I am interesting in understanding the following idea:
Suppose we have a function $f(x)$ such that $f \in L^1([0,\infty)), |f(x)| \leq C \exp(-\rho x)$, $\int_0^\infty f > 0$. Further, suppose $f$ oscillates $n$ times over the $x$ axis in the sense that $\exists$ constants $M_1<M_2<...<M_n$ such that $f(x) \geq 0 $ on $[0,M_1] \cup [M_2,M_3] \cup ... \cup [M_{n-1},M_n]$ and $f(x) \leq 0$ on $[M_1,M_2] \cup [M_3,M_4] \cup ... \cup [M_n,\infty)$.
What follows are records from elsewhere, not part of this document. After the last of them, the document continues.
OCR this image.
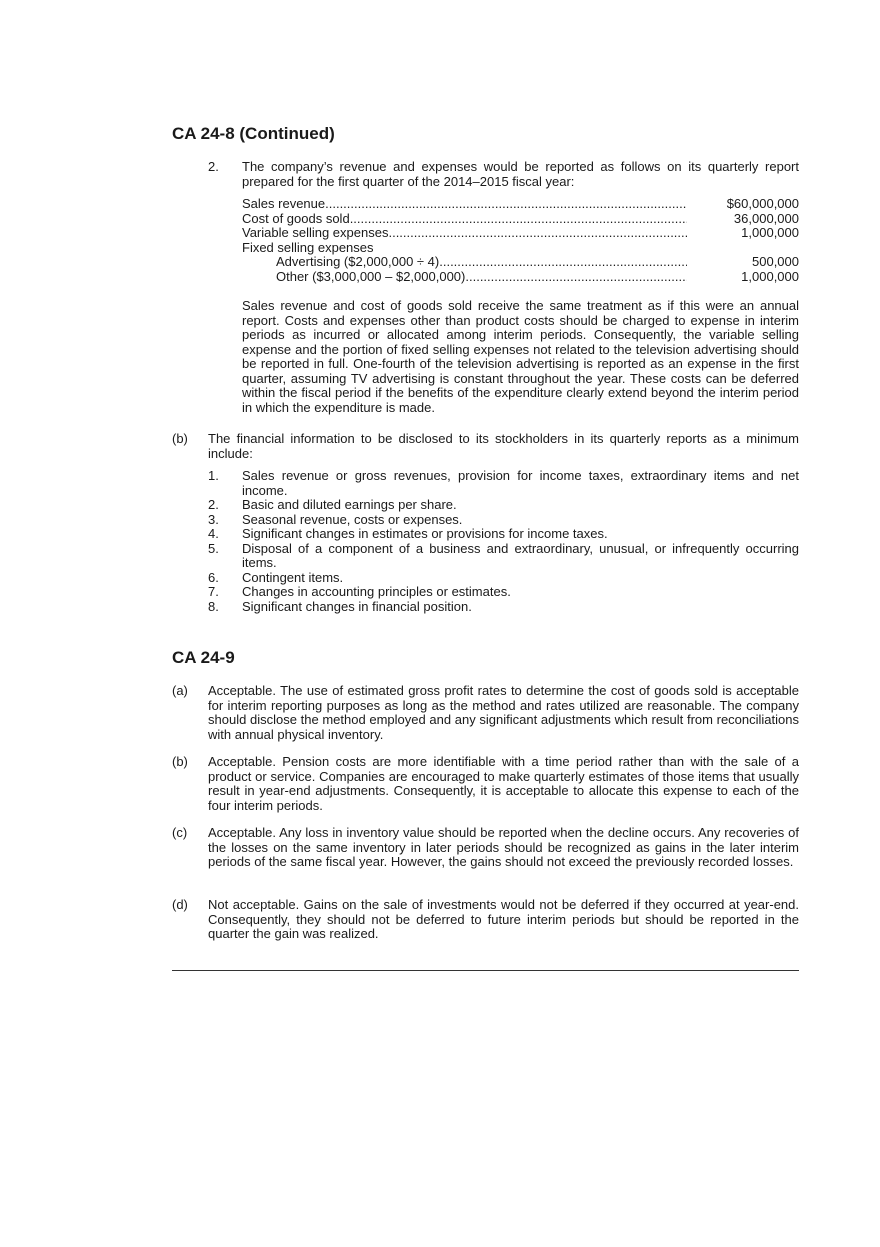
CA 24-8 (Continued)
2. The company’s revenue and expenses would be reported as follows on its quarterly report prepared for the first quarter of the 2014–2015 fiscal year:
Sales revenue .....	$60,000,000
Cost of goods sold .....	36,000,000
Variable selling expenses .....	1,000,000
Fixed selling expenses
Advertising ($2,000,000 ÷ 4) .....	500,000
Other ($3,000,000 – $2,000,000) .....	1,000,000
Sales revenue and cost of goods sold receive the same treatment as if this were an annual report. Costs and expenses other than product costs should be charged to expense in interim periods as incurred or allocated among interim periods. Consequently, the variable selling expense and the portion of fixed selling expenses not related to the television advertising should be reported in full. One-fourth of the television advertising is reported as an expense in the first quarter, assuming TV advertising is constant throughout the year. These costs can be deferred within the fiscal period if the benefits of the expenditure clearly extend beyond the interim period in which the expenditure is made.
(b)	The financial information to be disclosed to its stockholders in its quarterly reports as a minimum include:
1. Sales revenue or gross revenues, provision for income taxes, extraordinary items and net income.
2. Basic and diluted earnings per share.
3. Seasonal revenue, costs or expenses.
4. Significant changes in estimates or provisions for income taxes.
5. Disposal of a component of a business and extraordinary, unusual, or infrequently occurring items.
6. Contingent items.
7. Changes in accounting principles or estimates.
8. Significant changes in financial position.
CA 24-9
(a)	Acceptable. The use of estimated gross profit rates to determine the cost of goods sold is acceptable for interim reporting purposes as long as the method and rates utilized are reasonable. The company should disclose the method employed and any significant adjustments which result from reconciliations with annual physical inventory.
(b)	Acceptable. Pension costs are more identifiable with a time period rather than with the sale of a product or service. Companies are encouraged to make quarterly estimates of those items that usually result in year-end adjustments. Consequently, it is acceptable to allocate this expense to each of the four interim periods.
(c)	Acceptable. Any loss in inventory value should be reported when the decline occurs. Any recoveries of the losses on the same inventory in later periods should be recognized as gains in the later interim periods of the same fiscal year. However, the gains should not exceed the previously recorded losses.
(d)	Not acceptable. Gains on the sale of investments would not be deferred if they occurred at year-end. Consequently, they should not be deferred to future interim periods but should be reported in the quarter the gain was realized.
Are there any generalizations as to how the Laplace transform $\int_0^\infty e^{-sx} f(x) \, \mathrm{d}x$ will behave? In particular, if $s$ is positive real, can we say anything about the Laplace transform? Are there any general ways to understand the graph of the laplace transform for positive $s$?
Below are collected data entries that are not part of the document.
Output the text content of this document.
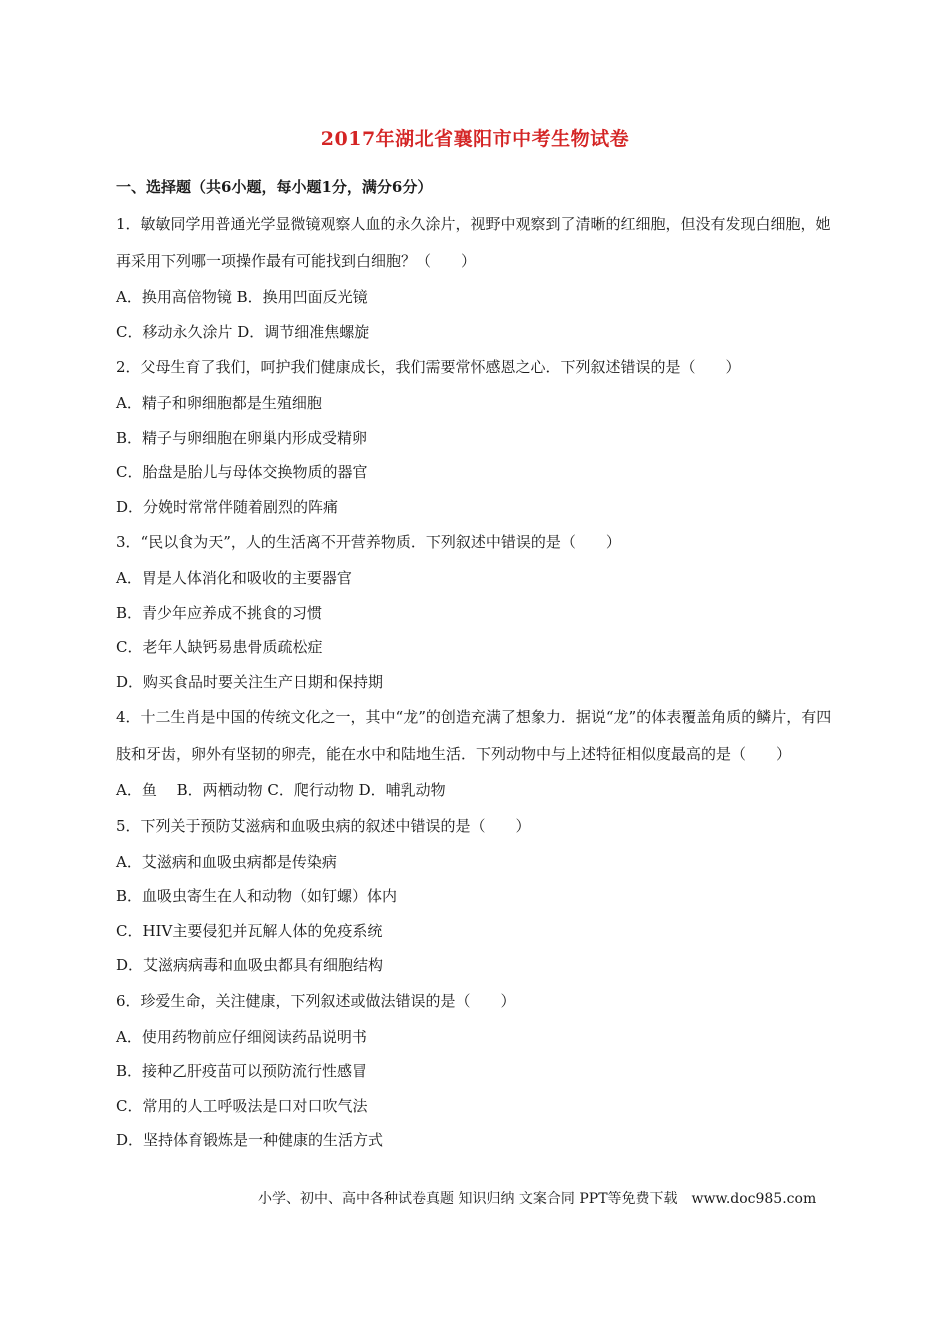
2017年湖北省襄阳市中考生物试卷
一、选择题（共6小题，每小题1分，满分6分）
1．敏敏同学用普通光学显微镜观察人血的永久涂片，视野中观察到了清晰的红细胞，但没有发现白细胞，她再采用下列哪一项操作最有可能找到白细胞？（　　）
A．换用高倍物镜 B．换用凹面反光镜
C．移动永久涂片 D．调节细准焦螺旋
2．父母生育了我们，呵护我们健康成长，我们需要常怀感恩之心．下列叙述错误的是（　　）
A．精子和卵细胞都是生殖细胞
B．精子与卵细胞在卵巢内形成受精卵
C．胎盘是胎儿与母体交换物质的器官
D．分娩时常常伴随着剧烈的阵痛
3．“民以食为天”，人的生活离不开营养物质．下列叙述中错误的是（　　）
A．胃是人体消化和吸收的主要器官
B．青少年应养成不挑食的习惯
C．老年人缺钙易患骨质疏松症
D．购买食品时要关注生产日期和保持期
4．十二生肖是中国的传统文化之一，其中“龙”的创造充满了想象力．据说“龙”的体表覆盖角质的鳞片，有四肢和牙齿，卵外有坚韧的卵壳，能在水中和陆地生活．下列动物中与上述特征相似度最高的是（　　）
A．鱼　 B．两栖动物 C．爬行动物 D．哺乳动物
5．下列关于预防艾滋病和血吸虫病的叙述中错误的是（　　）
A．艾滋病和血吸虫病都是传染病
B．血吸虫寄生在人和动物（如钉螺）体内
C．HIV主要侵犯并瓦解人体的免疫系统
D．艾滋病病毒和血吸虫都具有细胞结构
6．珍爱生命，关注健康，下列叙述或做法错误的是（　　）
A．使用药物前应仔细阅读药品说明书
B．接种乙肝疫苗可以预防流行性感冒
C．常用的人工呼吸法是口对口吹气法
D．坚持体育锻炼是一种健康的生活方式
小学、初中、高中各种试卷真题 知识归纳 文案合同 PPT等免费下载　www.doc985.com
I realize that $f$ is very general, which is exactly why I don't expect a definitive answer. I also realize there are results if $f$ is periodic. I do not necessarily wish my $f$ to be periodic. I'm mostly curious if anyone has direction for understanding this idea and the conditions on $f$.
Are there any good books or papers you recommend? Thank you for your help.